CRIC, Latin America’s oldest indigenous organization, includes 11 indigenous communities. The movement advocates for indigenous rights and worldview through education and communication initiatives. Together with DW Akademie, the CRIC has published seven issues of the Revista Unidad Álvaro Ulcué and a collection of selected texts as a book.
Fernández Hormiga participated in the presentation of the 7th issue of the Alvaro Ulcué Unity Magazine in the city of Popayán
DW Akademie: What are the CRIC’s communication program objectives and, in particular, of this magazine?
Natalia Fernández Hormiga: We see in ads and movies that all people are white or have physical features different than our own, and their houses and cities are different from ours. It is important that in all these scenarios, our reality and our everyday life are represented. That is why we focus on showing who we are and what we are producing from the territory.
The Unidad Álvaro Ulcué magazine was formed, with the support of DW Akademie, to conduct research on topics related to what we as indigenous people are experiencing. Two years ago, in addition to professional communicators, we included indigenous residents in the production. This openness allowed us to link new perspectives and topics, encourage participation and improve communication in our territory.
After seven editions, we decided to compile a book that gathers 15 of the texts previously published. We want to show how we have been building ourselves and how we are making history every time we sit down to write and tell the reality of our lives.
In fact, what is the reality of women communicators in the department of Cauca like?
There are fewer women communicators than male colleagues working in this field; there is a lack of participation. In addition, perspectives on gender have not yet been integrated into the community’s communication process and there is still a lack of commitment to communicate from our perspective. This is because we have to get more involved, but also because our colleagues do not see it as important, for now.

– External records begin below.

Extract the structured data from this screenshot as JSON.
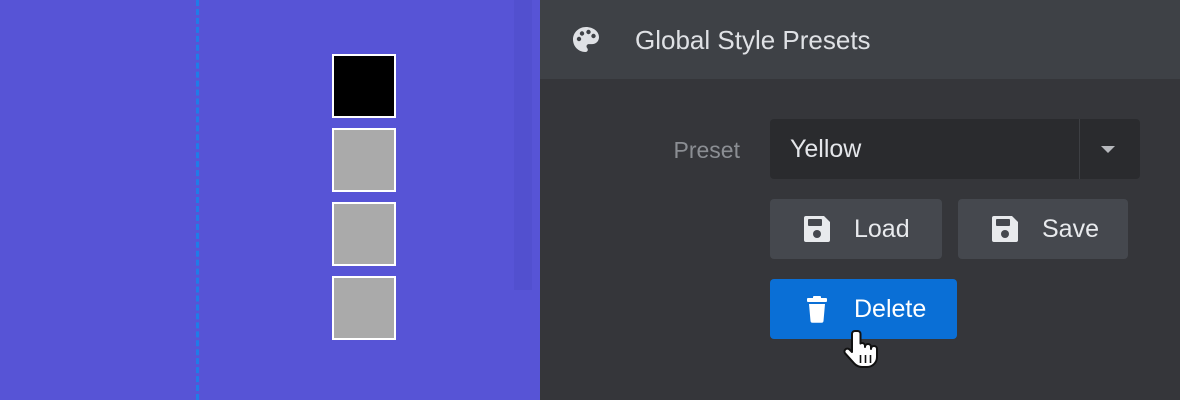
{
  "canvas": {
    "background_color": "#5754d6",
    "guide_line_color": "#1f7ce8",
    "swatches": [
      {
        "name": "swatch-black",
        "color": "#000000"
      },
      {
        "name": "swatch-gray-1",
        "color": "#aaaaaa"
      },
      {
        "name": "swatch-gray-2",
        "color": "#aaaaaa"
      },
      {
        "name": "swatch-gray-3",
        "color": "#aaaaaa"
      }
    ]
  },
  "panel": {
    "title": "Global Style Presets",
    "title_icon": "palette-icon",
    "preset_label": "Preset",
    "preset_select": {
      "value": "Yellow",
      "icon": "chevron-down-icon"
    },
    "buttons": {
      "load_label": "Load",
      "load_icon": "floppy-disk-icon",
      "save_label": "Save",
      "save_icon": "floppy-disk-icon",
      "delete_label": "Delete",
      "delete_icon": "trash-icon"
    },
    "colors": {
      "panel_bg": "#35363a",
      "header_bg": "#3e4146",
      "button_bg": "#45484e",
      "delete_accent": "#0a6fd6"
    }
  },
  "cursor": {
    "type": "hand-pointer-cursor"
  }
}
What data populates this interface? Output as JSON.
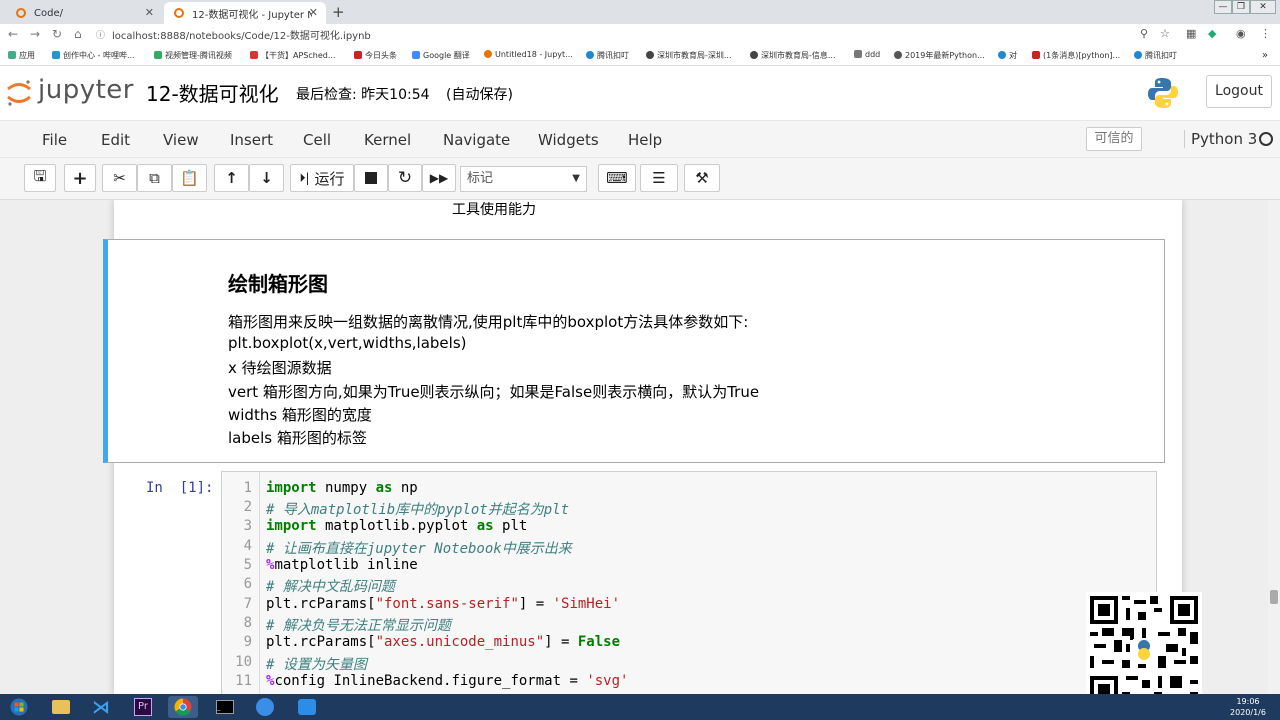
{
  "browser": {
    "tabs": [
      {
        "title": "Code/"
      },
      {
        "title": "12-数据可视化 - Jupyter Notebo"
      }
    ],
    "url": "localhost:8888/notebooks/Code/12-数据可视化.ipynb",
    "bookmarks": [
      "应用",
      "创作中心 - 哔哩哔...",
      "视频管理-腾讯视频",
      "【干货】APSched...",
      "今日头条",
      "Google 翻译",
      "Untitled18 - Jupyt...",
      "腾讯扣叮",
      "深圳市教育局-深圳...",
      "深圳市教育局-信息...",
      "ddd",
      "2019年最新Python...",
      "对",
      "(1条消息)[python]...",
      "腾讯扣叮"
    ]
  },
  "header": {
    "logo_text": "jupyter",
    "notebook_name": "12-数据可视化",
    "checkpoint": "最后检查: 昨天10:54",
    "autosave": "(自动保存)",
    "logout_label": "Logout"
  },
  "menu": {
    "items": [
      "File",
      "Edit",
      "View",
      "Insert",
      "Cell",
      "Kernel",
      "Navigate",
      "Widgets",
      "Help"
    ],
    "trusted": "可信的",
    "kernel": "Python 3"
  },
  "toolbar": {
    "run_label": "运行",
    "cell_type": "标记"
  },
  "notebook": {
    "prev_text": "工具使用能力",
    "markdown": {
      "title": "绘制箱形图",
      "lines": [
        "箱形图用来反映一组数据的离散情况,使用plt库中的boxplot方法具体参数如下:",
        "plt.boxplot(x,vert,widths,labels)",
        "x 待绘图源数据",
        "vert 箱形图方向,如果为True则表示纵向；如果是False则表示横向，默认为True",
        "widths 箱形图的宽度",
        "labels 箱形图的标签"
      ]
    },
    "code_prompt": "In  [1]:",
    "code_line_numbers": [
      "1",
      "2",
      "3",
      "4",
      "5",
      "6",
      "7",
      "8",
      "9",
      "10",
      "11"
    ]
  },
  "taskbar": {
    "time": "19:06",
    "date": "2020/1/6"
  }
}
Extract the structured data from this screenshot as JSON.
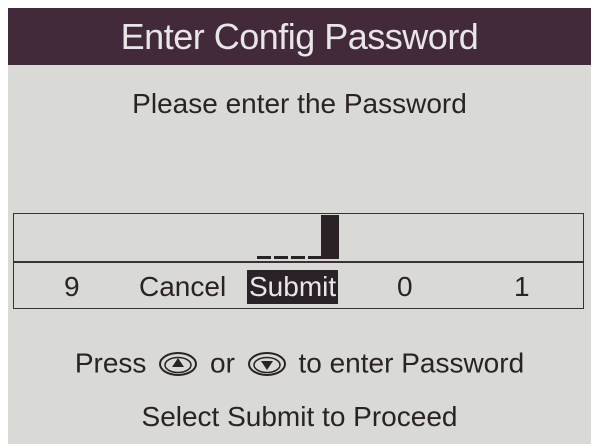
{
  "title": "Enter Config Password",
  "prompt": "Please enter the Password",
  "options": {
    "nine": "9",
    "cancel": "Cancel",
    "submit": "Submit",
    "zero": "0",
    "one": "1"
  },
  "instruction": {
    "press": "Press",
    "or": "or",
    "rest": "to enter Password",
    "up_icon": "up-arrow-button-icon",
    "down_icon": "down-arrow-button-icon"
  },
  "footer": "Select Submit to Proceed",
  "colors": {
    "title_bg": "#432a3b",
    "screen_bg": "#d9d9d5",
    "text": "#2a2226"
  }
}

The reality is complex, moreover, because Cauca is a department still plagued by several conflicts: the armed conflict, illicit crops, land disputes. All this generates an insecure panorama for all those who work in communication. For women, the situation is worse, because we are given the role of victims, a perspective that infantilizes these women who are a part of the communication processes and makes us feel weak and incapable.
Through communication, Fernandez advocates for gender equality and respect for sexual diversity, among others.
The seventh issue of the magazine addresses complex issues such as sexual diversity, racial integration and disability. How does CRIC deal with these issues?
The emergency agenda, marked by armed conflicts or the violation of our rights, for example, hides other important issues for our process. This last issue focuses on some of these issues, such as sexual diversity. Indigenous people in the territories recognize themselves with sexual or gender identities different from those commonly recognized and established, and it is necessary to talk about the confrontation between indigenous values and worldviews. Discussions about bisexuality, transsexuality or homosexuality are also colored by the history of colonialism. The voice of the elders is very important for us, but the debate is taking place and we want to contribute through the magazine.
In that sense, DW Akademie's support has been important because, beyond funding, this respectful peer relationship has motivated us to tell our story with our voices.
Now, after nine years, the project between the CRIC and DW Akademie is coming to an end. What plans do you have to continue encouraging intercultural and inclusive communication from the CRIC?
We are working on the last magazine issue’s evaluation to see what has worked best and, at the same time, we have begun a participatory process to determine what the next topics will be. We want to think about how we see ourselves in the future and continue to raise issues for debate that will allow us to advance and improve as indigenous peoples.
A cycle is ending for the magazine with DW Akademie, but we want to keep it going because we saw the interest it generates. We are going to set aside specific funds for it and will start asking for a small stipend in return to cover expenses. We also want to generate commercial spaces within the magazine for indigenous peoples' own economic initiatives. Beyond funding, the most important thing is that the communities want to continue reading the magazine and contribute by writing for it. As long as these two points are maintained, we will move forward.
The Regional Indigenous Council of Cauca (CRIC) was a strategic partner of DW Akademie from 2014 to 2022. Within the framework of this alliance, the editorial process of the journal Unidad Álvaro Ulcué has been consolidated and has reached its seventh issue with total editorial freedom. Beyond the production of the journal, the creation of each issue has been a training process that involves engaging the territories it represents, collective editing processes and the inclusion of new creators of written and audiovisual content.